L’oncle Charlot riait tout fort.

« Tant pis ! je me risque », dit Pierre, faisant quelques pas dans la direction du rond-point.

Mais un nouvel incident se produisit, qui l’attira ailleurs.

Dans la propriété voisine, une altercation venait de s’élever, si violente, que la jeune amie de l’oncle Charlot, ne prenant pas le temps de rentrer chez elle par le dehors, se précipita vers le mur mitoyen, grimpa sur un banc de pierre qui s’y appuyait et, dressée sur la pointe des pieds pour permettre à son regard de dépasser la crête, s’informa d’un ton moitié rieur, moitié fâché :

« Qu’est-ce qui arrive ? Encore une dispute à cause de ce maudit croquet ? Vous vous le ferez interdire, mes petites. »

Les délinquantes, deux fillettes de quinze et treize ans, accoururent, leur maillet à la main, vers le lilas d’où émergeait le chapeau de leur sœur aînée, criant ensemble :

« C’est Jeanne qui prétend…

— C’est Blanche qui soutient que…

— Là ! là ! interrompit la petite fée de l’oncle Charlot, se bouchant les oreilles ; si vous voulez que je vous comprenne, parlez l’une après l’autre.

— Blanche affirme que, lorsqu’on est corsaire, les autres peuvent vous croquer, fit Jeanne.

— N’est-ce pas que c’est vrai, Gaby ? insinua Blanche.

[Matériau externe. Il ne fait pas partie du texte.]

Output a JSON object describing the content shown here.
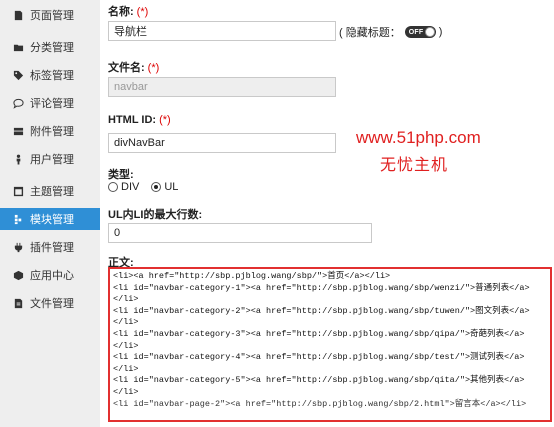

— Et puis, reprit Jeanne, sans laisser à Gabrielle le temps de donner son avis, elle veut que le joueur qui prend deux coups puisse déplacer la boule de plus d’une largeur de maillet. Cette prétention, c’est tricher ! »

Et, se tournant vers Blanche :

« Oui ! oui ! mademoiselle, cria la petite, secouant sa tête aux cheveux courts, dont les frisures s’agitaient drôlement autour de son visage empourpré d’indignation, oui, c’est tricher. Mais, à la pension, toutes les grandes trichent quand elles jouent avec nous.

— Si on peut dire !… protesta Blanche avec un haussement d’épaules.

— Si on peut dire que vous trichez ? Moi, je le dis, parce que c’est vrai. Vous trichez de crainte d’être vaincues par nous, les petites…

— Eh bien, je ne jouerai plus avec toi, déclara l’accusée en lançant son maillet loin d’elle.